Un raccoglitore di rifiuti, dice, può guadagnare tra 600 e 1.200 pesos (30 e 60 dollari) a settimana.
Non ci sono dati ufficiali sul numero di raccoglitori di rifiuti in Messico, o sulla quantità di denaro generata dalle loro attività. In uno studio del 2007 commissionato dalla International Finance Corporation, un’organizzazione sorella della Banca Mondiale, il ricercatore Martin Medina ha stimato il numero di raccoglitori di rifiuti in Messico a circa 100.000, di cui il 25% minorenni. Un rapporto del 2020 del Segretariato messicano per l’ambiente e le risorse naturali afferma che ci sono raccoglitori di rifiuti in tutti i siti di smaltimento finale del Messico. “Non vengono riconosciuti per questo e non vengono compensati sotto forma di salario o diritti per il lavoro che forniscono”, afferma León.
I comuni cambiano amministrazione ogni tre anni, il che complica gli sforzi per emulare il programma di San Lorenzo Cacaotepec. “Non ha senso iniettare risorse se un progetto verrà interrotto quando si insedierà il prossimo governo”, afferma Cabannes. León aggiunge che Sikanda deve negoziare gli obiettivi del progetto con ogni nuova amministrazione. “Quando incontriamo un’amministrazione apatica”, dice, “il progetto smette di funzionare come dovrebbe”.

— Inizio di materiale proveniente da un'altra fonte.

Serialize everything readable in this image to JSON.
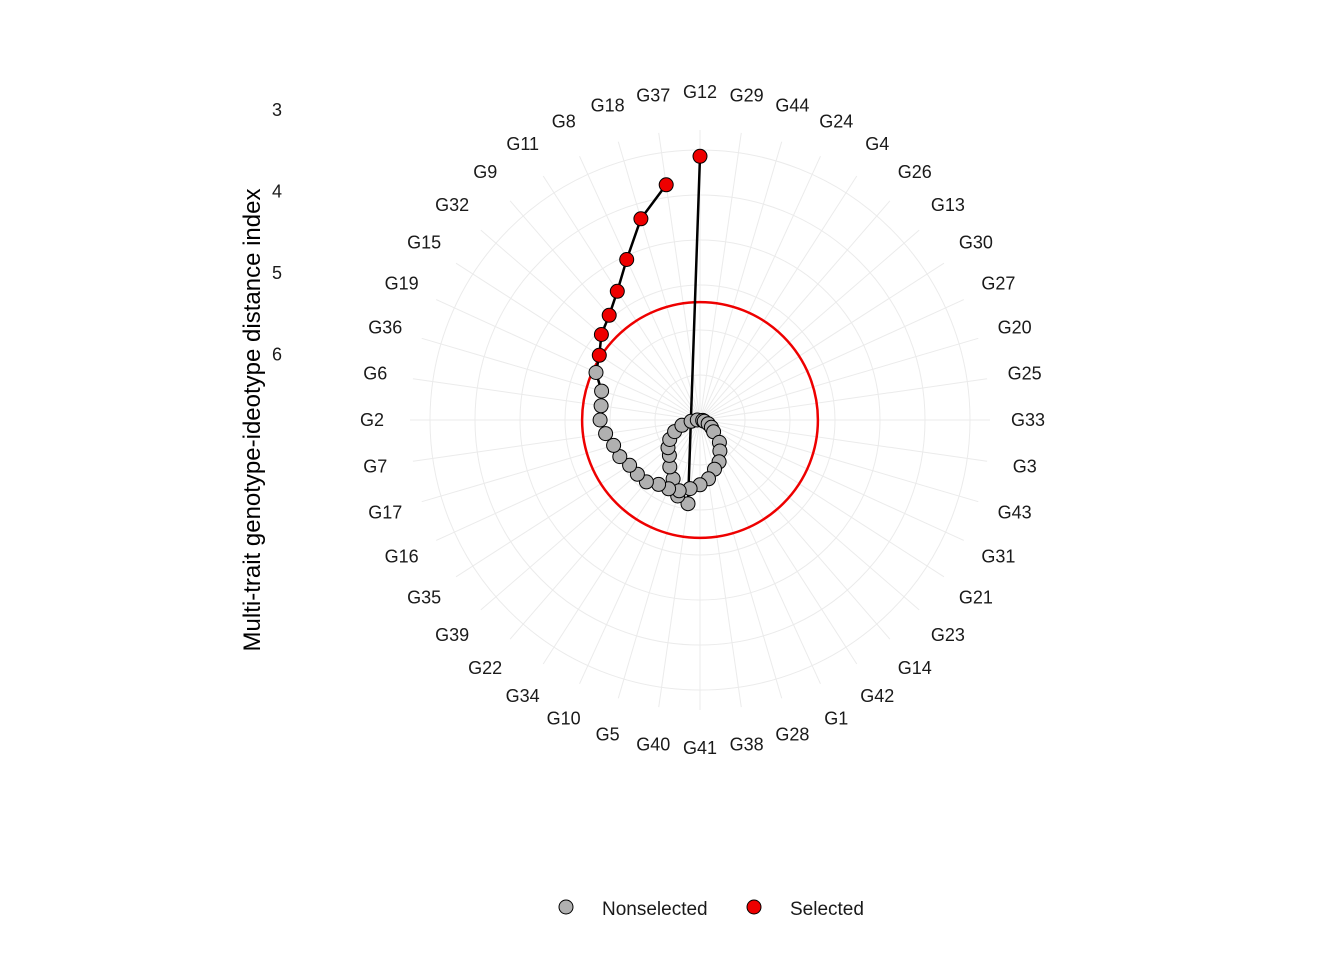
{
  "chart_data": {
    "type": "line",
    "subtype": "polar",
    "ylabel": "Multi-trait genotype-ideotype distance index",
    "y_ticks": [
      3,
      4,
      5,
      6
    ],
    "y_reversed": true,
    "grid": true,
    "legend_position": "bottom",
    "legend": [
      {
        "name": "Nonselected",
        "color": "#B0B0B0"
      },
      {
        "name": "Selected",
        "color": "#EE0000"
      }
    ],
    "selection_threshold": 4.69,
    "threshold_color": "#EE0000",
    "categories": [
      "G12",
      "G29",
      "G44",
      "G24",
      "G4",
      "G26",
      "G13",
      "G30",
      "G27",
      "G20",
      "G25",
      "G33",
      "G3",
      "G43",
      "G31",
      "G21",
      "G23",
      "G14",
      "G42",
      "G1",
      "G28",
      "G38",
      "G41",
      "G40",
      "G5",
      "G10",
      "G34",
      "G22",
      "G39",
      "G35",
      "G16",
      "G17",
      "G7",
      "G2",
      "G6",
      "G36",
      "G19",
      "G15",
      "G32",
      "G9",
      "G11",
      "G8",
      "G18",
      "G37"
    ],
    "series": [
      {
        "values": [
          3.07,
          6.94,
          6.88,
          6.72,
          6.62,
          6.52,
          6.47,
          6.4,
          6.31,
          6.21,
          6.1,
          6.03,
          5.97,
          5.95,
          5.9,
          5.85,
          5.8,
          5.67,
          5.59,
          5.49,
          5.43,
          5.34,
          5.28,
          5.23,
          5.18,
          5.16,
          5.15,
          5.09,
          5.08,
          5.07,
          5.02,
          5.0,
          4.94,
          4.89,
          4.89,
          4.86,
          4.73,
          4.67,
          4.55,
          4.46,
          4.3,
          4.04,
          3.67,
          3.36
        ],
        "selected": [
          true,
          false,
          false,
          false,
          false,
          false,
          false,
          false,
          false,
          false,
          false,
          false,
          false,
          false,
          false,
          false,
          false,
          false,
          false,
          false,
          false,
          false,
          false,
          false,
          false,
          false,
          false,
          false,
          false,
          false,
          false,
          false,
          false,
          false,
          false,
          false,
          false,
          true,
          true,
          true,
          true,
          true,
          true,
          true
        ]
      }
    ]
  }
}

Nonostante ciò, Díaz e Martínez affermano che il loro lavoro alla discarica ha insegnato loro l’importanza del riciclaggio, a partire dalle proprie case. “Questo lavoro è un modo per me di fare la mia parte per prendermi cura dell’ambiente”, afferma Mendoza. “È un modo per guadagnare un reddito e socializzare con i colleghi.”